Parrot Crossbill Bird is resident but dispersive and occasionally irruptive, although less frequently than Common Crossbill. Parrot Crossbill Bird breeds in Scandinavia and eastwards, and is a scarce visitor to much of Britain, although it has recently been detected as being present and occasionally breeding in the Scottish Highlands. It favours coniferous forest, particularly of Scots Pine, and during irruptions may also occur in spruces. Irruptive birds may stay to breed in the areas that they reach.

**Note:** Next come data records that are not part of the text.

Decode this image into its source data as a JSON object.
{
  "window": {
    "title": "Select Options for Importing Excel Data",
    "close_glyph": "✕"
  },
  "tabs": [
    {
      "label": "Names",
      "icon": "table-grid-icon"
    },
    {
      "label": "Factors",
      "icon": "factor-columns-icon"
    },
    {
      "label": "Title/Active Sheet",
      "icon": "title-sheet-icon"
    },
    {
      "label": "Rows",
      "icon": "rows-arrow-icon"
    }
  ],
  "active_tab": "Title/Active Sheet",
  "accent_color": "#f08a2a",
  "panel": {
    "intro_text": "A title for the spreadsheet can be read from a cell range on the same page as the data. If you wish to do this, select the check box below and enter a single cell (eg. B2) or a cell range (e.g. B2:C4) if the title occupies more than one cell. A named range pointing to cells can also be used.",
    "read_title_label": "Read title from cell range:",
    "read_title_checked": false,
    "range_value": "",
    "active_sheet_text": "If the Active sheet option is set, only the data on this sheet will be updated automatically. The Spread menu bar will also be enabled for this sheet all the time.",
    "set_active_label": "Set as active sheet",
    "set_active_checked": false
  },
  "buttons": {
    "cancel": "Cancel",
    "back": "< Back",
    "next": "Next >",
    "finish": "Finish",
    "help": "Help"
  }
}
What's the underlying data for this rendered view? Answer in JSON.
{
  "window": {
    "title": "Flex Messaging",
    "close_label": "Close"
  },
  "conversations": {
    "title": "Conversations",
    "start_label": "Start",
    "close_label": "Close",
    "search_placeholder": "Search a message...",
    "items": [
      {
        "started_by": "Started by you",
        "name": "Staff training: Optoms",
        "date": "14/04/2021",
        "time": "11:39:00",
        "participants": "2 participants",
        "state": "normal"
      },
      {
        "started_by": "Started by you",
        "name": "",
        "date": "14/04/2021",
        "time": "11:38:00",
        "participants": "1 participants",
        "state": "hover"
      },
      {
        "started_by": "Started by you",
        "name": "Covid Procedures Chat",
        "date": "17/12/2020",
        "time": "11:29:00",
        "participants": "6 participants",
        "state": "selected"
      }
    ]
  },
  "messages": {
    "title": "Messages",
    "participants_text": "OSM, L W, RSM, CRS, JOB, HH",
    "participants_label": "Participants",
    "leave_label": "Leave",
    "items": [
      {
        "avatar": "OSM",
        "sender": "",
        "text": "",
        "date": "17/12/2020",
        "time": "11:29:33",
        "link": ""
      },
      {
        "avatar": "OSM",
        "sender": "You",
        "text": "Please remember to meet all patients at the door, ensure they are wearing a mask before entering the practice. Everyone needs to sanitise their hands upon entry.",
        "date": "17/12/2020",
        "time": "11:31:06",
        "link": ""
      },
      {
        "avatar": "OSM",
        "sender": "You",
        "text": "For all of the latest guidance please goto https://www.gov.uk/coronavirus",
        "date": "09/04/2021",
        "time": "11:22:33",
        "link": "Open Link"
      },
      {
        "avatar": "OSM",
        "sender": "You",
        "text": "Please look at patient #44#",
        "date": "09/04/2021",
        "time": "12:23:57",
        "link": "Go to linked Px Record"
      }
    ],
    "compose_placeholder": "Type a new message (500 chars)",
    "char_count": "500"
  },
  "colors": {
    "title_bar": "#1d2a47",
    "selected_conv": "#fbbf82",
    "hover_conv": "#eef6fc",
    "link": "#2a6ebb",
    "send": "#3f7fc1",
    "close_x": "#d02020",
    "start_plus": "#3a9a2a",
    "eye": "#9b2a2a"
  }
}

Parrot Crossbill Bird is quite vocal, the calls and song being very similar to those of the Common Crossbill but discernible by a practised ear. The flight calls are deeper, harder and less ringing, without the 'clip' quality that Common Crossbill has, as in "chop chop chop" or "djup djup". The excitement calls are similarly rather deep, but softer and rather percussive, sounding more conversational, such as "chhp chhp chhp". The song of Parrot Crossbill Bird is rather better defined and, although in a similar pattern to Common Crossbill, sounds more emphatic - with loud, harsh, slightly upward-inflected metallic trills, and sometimes more fluty whistles reminiscent of a Tree Pipit, such as "dzhrrr'eh dzhrrr'eh dzhrrr'eh chp'chp'chp' tsiri tsiri i'chup i'chupzhr'p zhr'p izhp'izhp bt'bt'bt..." etc.